PONTIANAK, KOMPAS -
Pengoplosan itu merupakan salah satu praktik ilegal yang ditemukan Asosiasi Pengusaha Gula dan Terigu Indonesia (Apegti) Kalbar. Praktik itu sudah berlangsung minimal tiga bulan terakhir di sejumlah daerah di Kalbar.
Modus lain untuk memperoleh keuntungan lebih besar adalah dengan mengganti karung. Karung gula Malaysia diganti menggunakan karung palsu yang seolah-olah milik pabrik gula di Jawa.
Ketua Apegti Kalbar Syarif Usman Djafar Almuthahar, Rabu (24/4), mengatakan, pengoplosan itu dilakukan distributor-distributor ilegal yang ingin mengambil untung besar.
”Selisih harga gula ilegal dan gula resmi dari Jawa bisa mencapai Rp 2.000 per kilogram. Dengan mengoplos gula, distributor nakal bisa mendapatkan keuntungan berlipat dibandingkan dengan hanya menjual gula resmi,” kata Usman.
Saat ini harga gula dari Pulau Jawa rata-rata Rp 12.000 per kilogram di beberapa daerah di Kalbar. Sementara harga gula ilegal asal Malaysia hanya Rp 10.000 per kilogram.

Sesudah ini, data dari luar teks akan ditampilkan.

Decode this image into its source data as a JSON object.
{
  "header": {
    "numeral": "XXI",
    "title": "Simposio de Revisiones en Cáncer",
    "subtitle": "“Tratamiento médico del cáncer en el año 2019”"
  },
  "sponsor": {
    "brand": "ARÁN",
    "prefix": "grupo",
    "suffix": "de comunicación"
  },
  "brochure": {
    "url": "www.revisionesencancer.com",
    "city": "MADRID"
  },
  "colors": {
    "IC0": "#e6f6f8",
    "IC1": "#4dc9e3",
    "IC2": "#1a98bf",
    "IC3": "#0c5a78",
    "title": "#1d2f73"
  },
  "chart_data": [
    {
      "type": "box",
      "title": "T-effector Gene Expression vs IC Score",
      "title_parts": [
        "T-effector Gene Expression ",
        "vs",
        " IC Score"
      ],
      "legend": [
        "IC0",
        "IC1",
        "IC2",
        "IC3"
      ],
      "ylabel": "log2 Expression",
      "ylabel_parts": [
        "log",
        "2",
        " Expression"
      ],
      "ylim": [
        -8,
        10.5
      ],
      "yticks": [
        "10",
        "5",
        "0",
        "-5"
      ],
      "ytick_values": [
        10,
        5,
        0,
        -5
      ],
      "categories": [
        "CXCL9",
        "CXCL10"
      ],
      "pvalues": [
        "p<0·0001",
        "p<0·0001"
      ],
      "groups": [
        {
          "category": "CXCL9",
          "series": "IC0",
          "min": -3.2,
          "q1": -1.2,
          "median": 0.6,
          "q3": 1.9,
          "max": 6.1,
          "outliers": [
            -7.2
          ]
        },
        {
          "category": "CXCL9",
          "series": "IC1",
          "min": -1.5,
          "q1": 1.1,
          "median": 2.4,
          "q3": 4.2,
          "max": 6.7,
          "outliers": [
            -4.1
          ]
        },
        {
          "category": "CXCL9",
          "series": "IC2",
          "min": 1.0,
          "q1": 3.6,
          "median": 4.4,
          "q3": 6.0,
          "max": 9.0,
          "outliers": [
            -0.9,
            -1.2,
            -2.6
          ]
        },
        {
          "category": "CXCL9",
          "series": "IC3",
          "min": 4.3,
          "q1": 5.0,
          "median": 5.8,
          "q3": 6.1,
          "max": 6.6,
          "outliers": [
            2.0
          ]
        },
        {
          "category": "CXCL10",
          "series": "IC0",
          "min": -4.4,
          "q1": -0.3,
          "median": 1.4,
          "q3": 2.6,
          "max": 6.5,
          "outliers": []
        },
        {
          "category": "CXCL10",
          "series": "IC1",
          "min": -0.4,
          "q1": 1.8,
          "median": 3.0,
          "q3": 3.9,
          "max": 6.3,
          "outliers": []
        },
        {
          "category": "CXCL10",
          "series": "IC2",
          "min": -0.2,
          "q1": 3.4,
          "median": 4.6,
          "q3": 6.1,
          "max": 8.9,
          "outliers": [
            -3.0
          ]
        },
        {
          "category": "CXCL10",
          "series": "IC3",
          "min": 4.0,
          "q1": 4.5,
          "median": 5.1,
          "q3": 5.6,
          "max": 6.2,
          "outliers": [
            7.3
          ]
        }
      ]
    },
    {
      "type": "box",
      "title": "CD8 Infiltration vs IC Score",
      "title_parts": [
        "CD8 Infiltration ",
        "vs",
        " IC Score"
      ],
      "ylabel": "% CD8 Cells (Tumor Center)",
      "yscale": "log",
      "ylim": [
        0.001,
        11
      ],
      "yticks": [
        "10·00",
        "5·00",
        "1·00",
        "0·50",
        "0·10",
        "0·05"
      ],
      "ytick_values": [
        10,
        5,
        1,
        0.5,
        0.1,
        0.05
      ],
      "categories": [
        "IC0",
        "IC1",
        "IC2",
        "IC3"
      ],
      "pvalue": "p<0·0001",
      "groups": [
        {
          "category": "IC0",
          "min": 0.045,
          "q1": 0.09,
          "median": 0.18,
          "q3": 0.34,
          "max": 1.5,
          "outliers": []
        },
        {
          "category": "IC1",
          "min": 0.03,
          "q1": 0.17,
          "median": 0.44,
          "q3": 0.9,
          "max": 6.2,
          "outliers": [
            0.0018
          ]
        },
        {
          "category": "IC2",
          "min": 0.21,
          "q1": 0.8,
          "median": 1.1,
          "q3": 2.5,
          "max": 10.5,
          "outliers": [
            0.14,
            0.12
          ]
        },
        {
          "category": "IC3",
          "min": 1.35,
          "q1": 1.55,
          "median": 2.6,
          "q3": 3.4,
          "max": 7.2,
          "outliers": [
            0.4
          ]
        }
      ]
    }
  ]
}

Padahal, sebulan terakhir, gula ilegal asal Malaysia kembali marak beredar di wilayah Kalbar. Sedikitnya sudah 42 ton gula ilegal asal Malaysia yang disita kepolisian dan TNI dalam beberapa kali penangkapan, termasuk yang disita Kepolisian Resor Singkawang, Selasa lalu.
Kepala Satuan Reserse Kriminal Polres Singkawang Ajun Komisaris Isbullah mengatakan, gula ilegal asal Malaysia itu disita dari sebuah bus jurusan Seluas (Kabupaten Bengkayang)-Singkawang dengan nomor polisi KB 7011 K. ”Dari hasil penyelidikan, polisi menetapkan tiga tersangka, yakni TN, KTB, dan NH. Mereka adalah sopir dan pemilik gula,” ujar Isbullah.
Polisi menyita 40 karung gula merek AAA seberat 2 ton serta 160 paket gula merek GPT dan CSR seberat 140 kilogram. Gula yang diangkut oleh tersangka dari Pasar Seluas itu berasal dari wilayah perbatasan Indonesia dan Malaysia di Kecamatan Jagoi Babang, Kabupaten Bengkayang. Wilayah tersebut belum diresmikan sebagai daerah perlintasan Indonesia dan Malaysia. Namun, wilayah itu bisa digunakan secara terbatas oleh masyarakat perbatasan yang hendak berbelanja di Pasar Serikin, Sarawak, Malaysia.
Gula asal Malaysia yang dibeli masyarakat itu lalu dikumpulkan dan dijual kepada penampung. Kemudian akan dijual ke luar wilayah perbatasan.
Praktik ini dilarang karena bahan makanan asal Malaysia hanya boleh beredar di wilayah kecamatan paling dekat dengan garis batas kedua negara. Ini sesuai dengan perjanjian perdagangan perbatasan tahun 1970. Tersangka akan dijerat dengan Undang- Undang Nomor 18 Tahun 2012 tentang Pangan.